In der virtuellen Software- und IT-Welt gibt es weniger Fragestellungen zur technische Machbarkeit. Sofern ein Algorithmus existiert, ist dieser im Prinzip immer „machbar“, vielleicht benötigt er viele Ressourcen oder läuft sehr lange, bzw. ist langsam. In der Regel lässt sich dies durch bessere bzw. schnellere Hardware kompensieren.

In der physischen Welt gibt es dagegen sehr viele „Unmöglichkeiten“ und gegenläufige Anforderungen, wie Gewicht, Größe, Festigkeit, Herstellkosten. Die Aufgabe eines optimalen Designs ist daher nicht nur die Funktion, sondern auch das Ausbalancieren dieser Qualitätsattribute.

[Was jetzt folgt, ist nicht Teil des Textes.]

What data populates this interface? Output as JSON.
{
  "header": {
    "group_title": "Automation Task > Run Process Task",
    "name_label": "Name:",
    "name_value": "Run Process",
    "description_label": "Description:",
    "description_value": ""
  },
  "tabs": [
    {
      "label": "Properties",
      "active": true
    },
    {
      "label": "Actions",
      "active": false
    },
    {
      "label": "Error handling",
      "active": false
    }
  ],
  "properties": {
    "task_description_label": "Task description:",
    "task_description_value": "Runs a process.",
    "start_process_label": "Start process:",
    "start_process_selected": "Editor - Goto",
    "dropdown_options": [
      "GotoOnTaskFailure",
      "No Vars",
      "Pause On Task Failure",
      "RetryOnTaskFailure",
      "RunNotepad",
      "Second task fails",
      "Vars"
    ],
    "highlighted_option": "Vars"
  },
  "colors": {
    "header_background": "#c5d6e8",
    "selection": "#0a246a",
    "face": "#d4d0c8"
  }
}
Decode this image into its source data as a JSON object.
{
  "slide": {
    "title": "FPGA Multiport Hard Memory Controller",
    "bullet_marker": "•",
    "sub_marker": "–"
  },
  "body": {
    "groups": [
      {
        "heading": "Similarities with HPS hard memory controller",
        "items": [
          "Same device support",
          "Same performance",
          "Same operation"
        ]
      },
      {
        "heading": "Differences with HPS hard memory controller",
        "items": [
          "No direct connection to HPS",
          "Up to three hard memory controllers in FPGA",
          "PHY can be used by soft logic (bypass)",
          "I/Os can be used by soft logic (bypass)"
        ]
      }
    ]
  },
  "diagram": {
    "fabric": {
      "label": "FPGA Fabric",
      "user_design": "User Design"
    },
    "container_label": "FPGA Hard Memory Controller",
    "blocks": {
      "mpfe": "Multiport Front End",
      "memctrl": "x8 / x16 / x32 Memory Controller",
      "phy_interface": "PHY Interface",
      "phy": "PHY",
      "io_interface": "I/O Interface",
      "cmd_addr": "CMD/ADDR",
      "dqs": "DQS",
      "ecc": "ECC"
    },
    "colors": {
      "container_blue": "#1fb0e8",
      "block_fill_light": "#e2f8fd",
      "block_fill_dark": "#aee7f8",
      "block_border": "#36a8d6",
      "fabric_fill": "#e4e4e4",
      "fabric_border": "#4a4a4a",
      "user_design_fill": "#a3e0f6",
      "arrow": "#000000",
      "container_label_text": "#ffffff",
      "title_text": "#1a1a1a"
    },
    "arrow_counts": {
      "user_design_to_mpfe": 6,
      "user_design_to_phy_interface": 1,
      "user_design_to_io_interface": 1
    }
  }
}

Lösungsmöglichkeiten durch agile Prinzipien

  • Das frühe Erarbeiten von Erkenntnissen über die Eigenschaften einer Technologie ist extrem wichtig für die Auswahl eines optimalen Designs. Hierzu wurden z.B. das Knowledge-Based-Development und der von Toyota eingeführte Set-Based-Design-Ansatz entwickelt.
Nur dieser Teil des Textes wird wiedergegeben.